DG: Thank you. Let’s talk a little bit about the changes you have seen in the 50 or so years since you moved to Northbrook.
BB: Oh, my. When I moved here Northbrook had 11,000 people. There were lots of places that were just fields. When we moved in we were the second family in the development and the street they had made ended at the end of our sidewalk. It had been a farm. We could see from our house to Dundee, Landwehr, Western and Walters. And Cherry went from Landwehr to Western and it was just a big field of mud. Lots of vacant area. Where Shabonee is and Pheasant Creek, nothing. A friend I went to high school with, his parents owned Sportsman’s. It was a huge golf course and they sold off pieces at a time. There were no homes there. It is now a fine golf course but not as large. One of my friends – his family had a horse farm off of Sanders and Dundee. There weren’t sidewalks. We were in a rural area which was starting to explode. When my brother went to high school in the late 70s, I think they had 2700 students at Glenbrook. That was about the time of the big growth of Northbrook. I think there are about 2100 students now.

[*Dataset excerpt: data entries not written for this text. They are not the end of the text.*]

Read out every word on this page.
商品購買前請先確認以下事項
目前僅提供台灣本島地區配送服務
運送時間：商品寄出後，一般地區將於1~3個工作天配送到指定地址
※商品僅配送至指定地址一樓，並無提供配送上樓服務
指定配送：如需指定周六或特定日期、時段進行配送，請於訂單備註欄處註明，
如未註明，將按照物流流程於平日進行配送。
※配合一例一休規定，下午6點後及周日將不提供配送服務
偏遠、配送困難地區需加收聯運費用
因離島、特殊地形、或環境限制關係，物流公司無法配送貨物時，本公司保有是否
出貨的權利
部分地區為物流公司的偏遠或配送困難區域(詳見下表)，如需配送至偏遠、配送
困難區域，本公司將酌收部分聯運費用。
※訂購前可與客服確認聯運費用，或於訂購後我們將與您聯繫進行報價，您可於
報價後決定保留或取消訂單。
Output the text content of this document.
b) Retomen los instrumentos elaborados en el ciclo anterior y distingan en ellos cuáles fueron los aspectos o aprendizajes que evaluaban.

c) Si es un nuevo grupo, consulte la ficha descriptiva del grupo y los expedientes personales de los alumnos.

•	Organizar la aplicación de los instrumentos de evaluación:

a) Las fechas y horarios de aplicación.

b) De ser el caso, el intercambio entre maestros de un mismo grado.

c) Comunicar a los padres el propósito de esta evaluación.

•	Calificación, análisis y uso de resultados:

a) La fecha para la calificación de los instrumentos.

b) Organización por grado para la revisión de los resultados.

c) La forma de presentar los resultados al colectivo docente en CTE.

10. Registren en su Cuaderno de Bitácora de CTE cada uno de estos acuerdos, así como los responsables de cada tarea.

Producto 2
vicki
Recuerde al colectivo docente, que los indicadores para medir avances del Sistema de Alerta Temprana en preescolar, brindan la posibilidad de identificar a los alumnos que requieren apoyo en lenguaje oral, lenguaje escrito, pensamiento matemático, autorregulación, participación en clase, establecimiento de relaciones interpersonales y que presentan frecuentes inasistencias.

Things have leveled off a bit, but Northbrook just exploded at that time. And everybody seems to have kept up. Everyone in village planning is very aware of what they need to do to keep up. What should be do for the future to make this a better community? When I think of the internet, we are very spoiled. We have all that.
DG: You are a wonderful spokesman for Northbrook.
BB: I love this community. I love the people in it. I love all of the things that make it charming.
DG: We have just one minute left. Is there anything you would like to add?
BB: I wish everyone could have a wonderful experiences I have had being a part of Northbrook.
DG: Northbrook is fortunate that you have been here and you feel fortunate to have lived in Northbrook.
DG: Thank you for your time today. It has been a wonderful interview, Beth. That concludes our interview for today.